Et si les plus grands livres étaient ceux qui mettent en scène une oie blanche qui découvre la corruption du monde, alors Sciences morales serait un très très grand livre. Roman argentin, Sciences morales a dû être publié parce que Buenos Aires était l'invité du Salon du livre, ce qui donne une justification à ce grand barnum vain et ennuyeux qui se tient chaque année Porte de Versailles. Merci le salon, merci le Seuil et merci aux libraires de la librairie de l'atelier qui avaient invité l'auteur ce qui m' a permis d'acheter ce livre.
Soit l'histoire de Maria Teresa, une jeune femme, surveillante dans un prestigieux lycée argentin alors que dehors la guerre des Malouines commence, une guerre que son drôle de frère est parti faire. Voilà maria Teresa seule avec sa mère dépressive et ses élèves de la troisième section dix. Zélée, la surveillante découvre bientôt qu'un des garçons sent le tabac et décide de mener l'enquête.. dans un endroit singulier : les toilettes des garçons du lycée.
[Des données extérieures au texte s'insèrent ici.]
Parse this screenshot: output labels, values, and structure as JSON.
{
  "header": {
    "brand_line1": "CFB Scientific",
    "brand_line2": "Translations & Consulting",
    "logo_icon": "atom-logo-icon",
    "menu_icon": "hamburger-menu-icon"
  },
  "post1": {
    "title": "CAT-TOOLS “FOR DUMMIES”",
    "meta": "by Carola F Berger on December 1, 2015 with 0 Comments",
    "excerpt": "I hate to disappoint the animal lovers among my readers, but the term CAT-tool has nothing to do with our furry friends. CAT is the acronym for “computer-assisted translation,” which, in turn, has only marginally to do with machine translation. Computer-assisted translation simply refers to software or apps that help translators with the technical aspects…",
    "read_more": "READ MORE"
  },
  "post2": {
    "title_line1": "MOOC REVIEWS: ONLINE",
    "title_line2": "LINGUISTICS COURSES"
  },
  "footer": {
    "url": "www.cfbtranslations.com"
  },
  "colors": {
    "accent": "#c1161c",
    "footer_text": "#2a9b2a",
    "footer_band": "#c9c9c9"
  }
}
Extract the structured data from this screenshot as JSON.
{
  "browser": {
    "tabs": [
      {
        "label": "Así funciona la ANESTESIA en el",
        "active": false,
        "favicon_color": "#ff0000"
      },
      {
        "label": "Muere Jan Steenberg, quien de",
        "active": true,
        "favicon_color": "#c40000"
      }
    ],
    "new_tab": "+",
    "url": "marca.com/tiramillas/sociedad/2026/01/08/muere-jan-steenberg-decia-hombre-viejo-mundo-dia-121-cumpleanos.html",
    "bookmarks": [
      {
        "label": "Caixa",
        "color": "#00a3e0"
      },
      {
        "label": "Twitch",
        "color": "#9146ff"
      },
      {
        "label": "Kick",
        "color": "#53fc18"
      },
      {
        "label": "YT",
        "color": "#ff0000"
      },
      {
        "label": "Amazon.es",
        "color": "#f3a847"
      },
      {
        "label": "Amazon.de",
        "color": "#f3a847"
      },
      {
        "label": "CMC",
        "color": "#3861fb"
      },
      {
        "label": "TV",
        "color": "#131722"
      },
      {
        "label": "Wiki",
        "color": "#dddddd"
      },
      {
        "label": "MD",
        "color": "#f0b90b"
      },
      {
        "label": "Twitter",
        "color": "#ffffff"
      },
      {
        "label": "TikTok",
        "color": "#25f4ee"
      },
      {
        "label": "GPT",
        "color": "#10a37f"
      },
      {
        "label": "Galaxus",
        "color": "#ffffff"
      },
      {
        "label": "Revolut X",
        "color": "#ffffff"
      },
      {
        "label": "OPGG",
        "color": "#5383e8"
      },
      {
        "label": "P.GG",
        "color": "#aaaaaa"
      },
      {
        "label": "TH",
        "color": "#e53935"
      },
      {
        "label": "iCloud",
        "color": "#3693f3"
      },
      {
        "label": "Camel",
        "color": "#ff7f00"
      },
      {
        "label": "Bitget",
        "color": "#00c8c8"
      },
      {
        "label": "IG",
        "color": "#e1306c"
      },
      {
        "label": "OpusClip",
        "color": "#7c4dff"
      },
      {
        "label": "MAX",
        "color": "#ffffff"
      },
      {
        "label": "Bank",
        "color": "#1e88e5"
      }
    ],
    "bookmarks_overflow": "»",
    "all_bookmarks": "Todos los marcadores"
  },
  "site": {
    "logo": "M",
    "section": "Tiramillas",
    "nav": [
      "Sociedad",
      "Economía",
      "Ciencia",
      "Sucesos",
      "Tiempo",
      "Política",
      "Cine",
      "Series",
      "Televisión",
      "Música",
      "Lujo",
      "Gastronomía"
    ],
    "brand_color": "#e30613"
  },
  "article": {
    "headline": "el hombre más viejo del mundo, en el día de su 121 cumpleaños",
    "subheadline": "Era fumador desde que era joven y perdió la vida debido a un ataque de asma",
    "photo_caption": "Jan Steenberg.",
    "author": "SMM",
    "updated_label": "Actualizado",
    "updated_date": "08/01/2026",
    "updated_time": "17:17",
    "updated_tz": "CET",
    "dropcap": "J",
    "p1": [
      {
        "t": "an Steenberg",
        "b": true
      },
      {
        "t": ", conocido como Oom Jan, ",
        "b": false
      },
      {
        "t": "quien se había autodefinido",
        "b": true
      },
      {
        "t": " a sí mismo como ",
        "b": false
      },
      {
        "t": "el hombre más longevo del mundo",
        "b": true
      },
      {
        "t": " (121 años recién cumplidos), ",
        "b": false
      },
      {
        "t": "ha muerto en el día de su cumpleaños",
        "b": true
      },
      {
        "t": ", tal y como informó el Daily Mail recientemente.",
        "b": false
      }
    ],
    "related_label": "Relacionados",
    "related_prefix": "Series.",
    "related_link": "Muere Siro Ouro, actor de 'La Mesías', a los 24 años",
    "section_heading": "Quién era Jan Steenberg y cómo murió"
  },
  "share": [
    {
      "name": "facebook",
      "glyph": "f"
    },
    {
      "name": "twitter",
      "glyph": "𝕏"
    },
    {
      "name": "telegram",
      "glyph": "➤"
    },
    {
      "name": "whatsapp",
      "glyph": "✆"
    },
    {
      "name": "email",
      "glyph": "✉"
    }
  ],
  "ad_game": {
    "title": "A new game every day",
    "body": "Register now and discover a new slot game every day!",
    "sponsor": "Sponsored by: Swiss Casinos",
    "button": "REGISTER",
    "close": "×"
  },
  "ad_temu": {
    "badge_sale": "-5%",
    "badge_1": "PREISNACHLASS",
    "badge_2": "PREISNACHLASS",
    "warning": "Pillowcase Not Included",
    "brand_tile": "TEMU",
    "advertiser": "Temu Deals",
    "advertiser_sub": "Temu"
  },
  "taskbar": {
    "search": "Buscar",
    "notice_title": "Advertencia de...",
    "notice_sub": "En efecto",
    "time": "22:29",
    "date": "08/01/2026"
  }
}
Le style de Kohan est très clinique, au plus proche des faits et du monde matériel, avec très peu d'indication des sentiments (un trouble ici ou là), il raconte les heures passées par cette jeune femme enfermée dans un wc à la turque. Drôle de sujet, et pourtant ça tient, ça marche, le malaise est palpable, d'autant que le lecteur est dans une position symétrique, observant ce personnage enfermé dans un cabinet.
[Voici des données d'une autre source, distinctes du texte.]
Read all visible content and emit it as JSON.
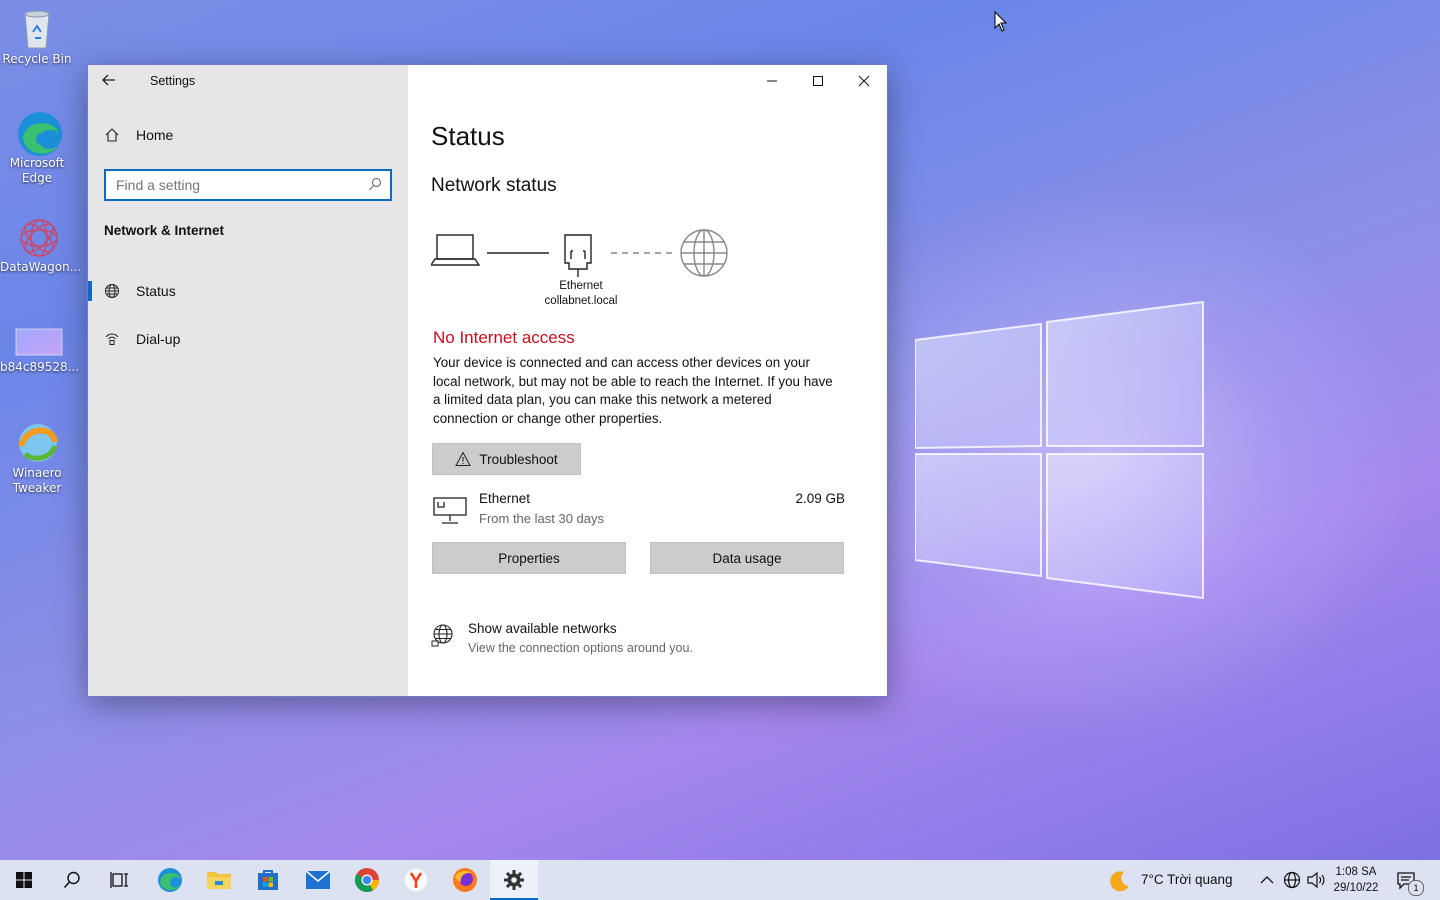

C'est aussi d'érotisme qu'il est question, car la surveillante connaît un certain trouble à imaginer ce que font les garçons avec « cette chose qu'ils ont » comme elle dit, notamment un des élèves qui porte le même parfum que son frère. La dictature qui mène les jeunes garçons à la guerre est la même qui empêche la narratrice de nommer le sexe des hommes et qui la conduit vers une tragédie intime. En effet, le surveillant général réputé avoir participé à une opération de répression dans le passé s'intéresse de près à cette jeune fille, que personne d'autre ne remarque. Ensemble, ils se retrouvent dans un café, loin de la place. Un temps, Maria Teresa imagine qu'il pourrait être l'homme de sa vie. Mais le romantisme s'invite rarement dans les toilettes. Pourtant, le roman s'achève sur une touche plutôt optimiste, lié à la défaite argentine aux malouines et à la chute du régime politique.
Pour ne dire qu'une chose du talent de Kohan, j'évoquerai le frère de Maria Teresa. Il doit avoir à peine vingt ans et très peu de choses sont dites de lui. Il envoie régulièrement des cartes postales qu'il signe de son seul prénom et pourtant il est terriblement présent. Plutôt réussi.
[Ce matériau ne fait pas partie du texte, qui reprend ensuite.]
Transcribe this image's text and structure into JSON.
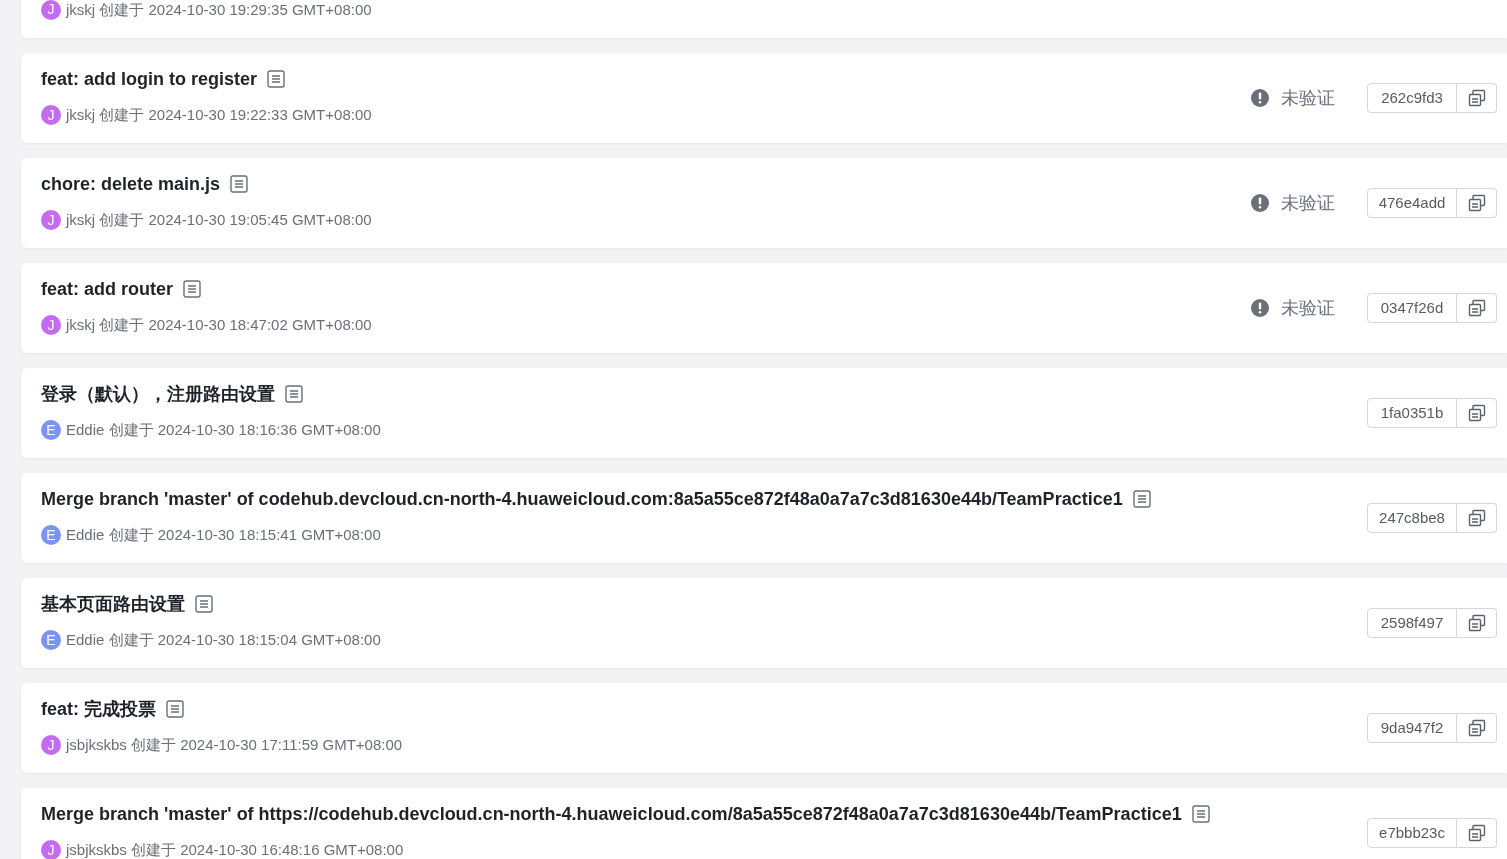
{
  "commits": [
    {
      "author": {
        "letter": "J",
        "color": "#c36cf2",
        "name": "jkskj"
      },
      "created": "创建于 2024-10-30 19:29:35 GMT+08:00"
    },
    {
      "title": "feat: add login to register",
      "author": {
        "letter": "J",
        "color": "#c36cf2",
        "name": "jkskj"
      },
      "created": "创建于 2024-10-30 19:22:33 GMT+08:00",
      "status": "未验证",
      "hash": "262c9fd3"
    },
    {
      "title": "chore: delete main.js",
      "author": {
        "letter": "J",
        "color": "#c36cf2",
        "name": "jkskj"
      },
      "created": "创建于 2024-10-30 19:05:45 GMT+08:00",
      "status": "未验证",
      "hash": "476e4add"
    },
    {
      "title": "feat: add router",
      "author": {
        "letter": "J",
        "color": "#c36cf2",
        "name": "jkskj"
      },
      "created": "创建于 2024-10-30 18:47:02 GMT+08:00",
      "status": "未验证",
      "hash": "0347f26d"
    },
    {
      "title": "登录（默认），注册路由设置",
      "author": {
        "letter": "E",
        "color": "#7b93f2",
        "name": "Eddie"
      },
      "created": "创建于 2024-10-30 18:16:36 GMT+08:00",
      "hash": "1fa0351b"
    },
    {
      "title": "Merge branch 'master' of codehub.devcloud.cn-north-4.huaweicloud.com:8a5a55ce872f48a0a7a7c3d81630e44b/TeamPractice1",
      "author": {
        "letter": "E",
        "color": "#7b93f2",
        "name": "Eddie"
      },
      "created": "创建于 2024-10-30 18:15:41 GMT+08:00",
      "hash": "247c8be8"
    },
    {
      "title": "基本页面路由设置",
      "author": {
        "letter": "E",
        "color": "#7b93f2",
        "name": "Eddie"
      },
      "created": "创建于 2024-10-30 18:15:04 GMT+08:00",
      "hash": "2598f497"
    },
    {
      "title": "feat: 完成投票",
      "author": {
        "letter": "J",
        "color": "#c36cf2",
        "name": "jsbjkskbs"
      },
      "created": "创建于 2024-10-30 17:11:59 GMT+08:00",
      "hash": "9da947f2"
    },
    {
      "title": "Merge branch 'master' of https://codehub.devcloud.cn-north-4.huaweicloud.com/8a5a55ce872f48a0a7a7c3d81630e44b/TeamPractice1",
      "author": {
        "letter": "J",
        "color": "#c36cf2",
        "name": "jsbjkskbs"
      },
      "created": "创建于 2024-10-30 16:48:16 GMT+08:00",
      "hash": "e7bbb23c"
    }
  ]
}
Enfin, il faut féliciter le travail des éditions du seuil : rarement j'ai vu une couverture aussi bien résumer le contenu d'un livre.
Dernier point : peu de psychologie dans ce livre et ça fait du bien mais du bien.

éditions du Seuil 19,50

Chronic City Jonathan Lethem



Difficile de parler de ce que les critiques qui ont du style appellent un Ovni littéraire, c'est-à-dire un livre singulier ne ressemblant à rien de lu jusque-là (qui a bien un petit défaut, il est peut- être un peu trop long, et pourtant je ne vois pas ce qu'il faudrait lui ôter). De même auteur, j'avais lu les orphelins de Brooklyn, un roman qui ne m'avait pas laissé une très grande impression. Pour tout dire, je serai bien incapable de dire même de quoi il y était question.
Preuve qu'il faut parfois insister, cette chronic city m'a emballé illico. Je ne sais plus quel auteur surréaliste définissait son art comme la rencontre d'un parapluie et d'une machine à coudre (j'avais appris ça au lycée... mais le temps passe). Chronic City est l'histoire d'une rencontre aussi peu réaliste entre Chase Insteadman (jeux de mots en américain) et Perkus Tooth. Le premier est un homme encore jeune qui a été, adolescent, le héros d'une série télévisée grand public, tant et si bien qu'il n'a plus trop besoin d'être aujourd'hui, il vit sur sa célébrité passée, ravivée par un drame public : sa fiancée astronaute est perdue dans une station orbitale à la dérive et est atteinte d'un cancer du pied qui provoquera bientôt une amputation dudit membre.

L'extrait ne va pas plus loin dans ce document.